Central Region Police deputy spokesperson, Patrick Kasauka, on Friday said it was sad that “mob justice has been prescribed as best way of dealing with offenders.”


“Statistically, police reports suggest skyrocketing of mob justice cases recently. For example, Central Region in particular, as of 22nd November 2019, from January 2019, registered 69 deaths which occurred in connection to mob justice.

“Lilongwe Police Station registered 31 deaths within the specified period, Mchinji following with eight deaths, Salima seven, Kasungu six, Kanengo five, Ntchisi four, and other district police formations had their own shares too,” he said.

He added: “It is quite disheartening to note that violence is so normalised in our society to the extent that ordinary people commit horrific acts in response to various crimes without remorse. To a law abiding citizen, these statistics should trigger some goose pimples considering that the figures are so alarming.”


In the latest incident in the region, a mob killed two elderly persons in Ntchisi District over witchcraft allegations last Tuesday, a month after two suspected armed robbers lost their lives in Ntcheu.

Ntchisi Police spokesperson, Richard Kaponda, said the mob killed 78-year-old Dickson Thomas from M’njeza Village and his 69-year-old wife Veronica Semion from Mataya Village, both from Traditional Authority (T/A) Nthondo in the district, whereas a third targeted victim was rescued by well-wishers.
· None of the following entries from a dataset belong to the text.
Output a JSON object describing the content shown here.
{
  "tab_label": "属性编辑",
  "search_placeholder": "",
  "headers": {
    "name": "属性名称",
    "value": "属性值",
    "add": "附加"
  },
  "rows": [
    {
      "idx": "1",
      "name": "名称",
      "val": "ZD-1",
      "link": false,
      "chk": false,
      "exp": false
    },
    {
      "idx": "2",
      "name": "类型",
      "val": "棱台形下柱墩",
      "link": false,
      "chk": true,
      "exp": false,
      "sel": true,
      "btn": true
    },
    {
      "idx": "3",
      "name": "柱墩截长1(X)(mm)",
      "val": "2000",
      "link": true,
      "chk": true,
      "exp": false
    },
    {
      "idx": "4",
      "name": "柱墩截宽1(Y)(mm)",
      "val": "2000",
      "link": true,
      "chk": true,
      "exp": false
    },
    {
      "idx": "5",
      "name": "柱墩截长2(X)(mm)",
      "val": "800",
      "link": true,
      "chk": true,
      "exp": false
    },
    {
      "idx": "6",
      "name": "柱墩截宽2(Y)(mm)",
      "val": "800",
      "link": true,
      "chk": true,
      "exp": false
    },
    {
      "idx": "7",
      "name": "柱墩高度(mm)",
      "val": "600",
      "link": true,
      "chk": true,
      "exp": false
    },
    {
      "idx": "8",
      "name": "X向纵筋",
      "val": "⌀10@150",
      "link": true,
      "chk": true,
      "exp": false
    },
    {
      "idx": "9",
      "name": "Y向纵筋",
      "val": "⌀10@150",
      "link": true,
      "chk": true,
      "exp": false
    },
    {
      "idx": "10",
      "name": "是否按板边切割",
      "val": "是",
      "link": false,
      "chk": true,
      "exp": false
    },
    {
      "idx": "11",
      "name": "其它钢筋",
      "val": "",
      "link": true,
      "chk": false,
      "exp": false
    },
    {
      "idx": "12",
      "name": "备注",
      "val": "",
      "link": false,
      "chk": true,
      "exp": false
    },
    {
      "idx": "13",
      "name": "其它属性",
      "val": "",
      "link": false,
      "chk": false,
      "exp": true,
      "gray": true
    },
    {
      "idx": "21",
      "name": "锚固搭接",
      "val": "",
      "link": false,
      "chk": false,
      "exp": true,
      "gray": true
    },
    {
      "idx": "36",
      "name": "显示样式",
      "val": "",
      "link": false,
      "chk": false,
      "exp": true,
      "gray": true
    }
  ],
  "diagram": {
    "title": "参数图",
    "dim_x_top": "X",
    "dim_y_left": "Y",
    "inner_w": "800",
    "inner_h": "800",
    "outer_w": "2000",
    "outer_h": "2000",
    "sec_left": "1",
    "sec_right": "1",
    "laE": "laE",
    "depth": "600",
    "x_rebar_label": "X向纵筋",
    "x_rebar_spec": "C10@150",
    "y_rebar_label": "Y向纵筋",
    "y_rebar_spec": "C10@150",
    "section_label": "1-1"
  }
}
Elsewhere, Southern Region Police spokesperson, Ramsy Mshani, Friday said 12 people have lost their lives due to mob justice attacks registered from January 2019 to October 2019, down from 15 murdered at the same stage last year.

“Usually, the targeted are those suspected of theft and witchcraft, more especially this rainy season. Most of the elderly persons are attacked on allegations that they are preventing rainfall. We attribute the decline in cases this year to sensitisation campaigns we have embarked on,” Mshani said.
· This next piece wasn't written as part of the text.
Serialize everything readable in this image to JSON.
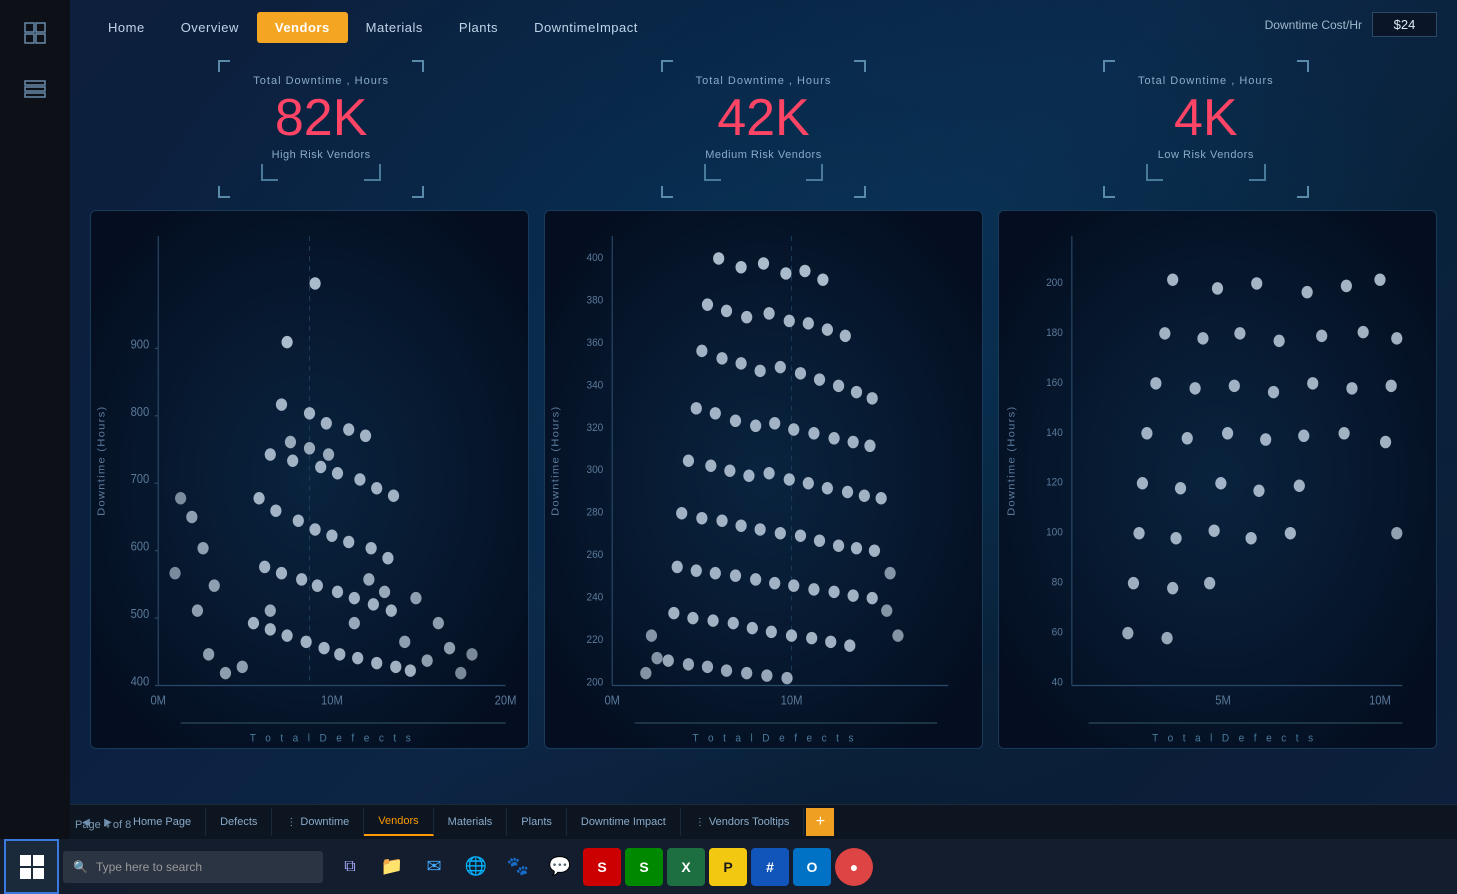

A few weeks ago, police arrested Paul Kamwetsa, 32, for allegedly hacking two elderly people to death at Nseula Village, T/A Dambe in Neno on allegation that they were behind the death of the suspected murder’s I7-year-old brother.

Northern Region police were unable to release statistics on deaths caused by mob justice in the region but of late the media has been awash with such reports.

Last month, five people died in Nkhata Bay in two separate attacks connected to mob justice over a land dispute.

In the first incident, a fierce fight between subjects from Msakanene and Mkombezi villages left four people dead and in another case, a man hacked to death a woman he claimed owed him.

Malawi Network for Older Persons Organisation (Manepo) Executive Director, Andrew Kavala, has since condemned the continued abuse and killing of older persons in the country.

College of Medicine clinical psychologist, Dr Chiwoza Bandawe, Tuesday said mob justice cases might be on the increase because some members of society are frustrated with social ills.

“In mob justice, people tend to vent out their frustrations in a group context. The group takes the mind of its own. People no longer feel personally responsible for their actions and do things they wouldn’t when alone. They identify themselves with the group. When alone, you censor yourself,” he said.

Bandawe said increasing exposure to mob justice can encourage more involvement in such cases, as people lose their humanity.

“The frustrations could be as a result of a combination of many factors. We have seen land disputes causing violence and some frustrations are to do with justice system and anger with the criminals themselves. Some people feel that when they refer suspects to the police, the suspects would eventually be granted bail,” he said.

Bandawe suggested that counselling and open community meetings could offer a platform for people to vent their frustrations.

Article 5 of the Universal Declaration of Human Rights stipulates that no one shall be subjected to torture or cruel, inhuman, or degrading treatment or punishment.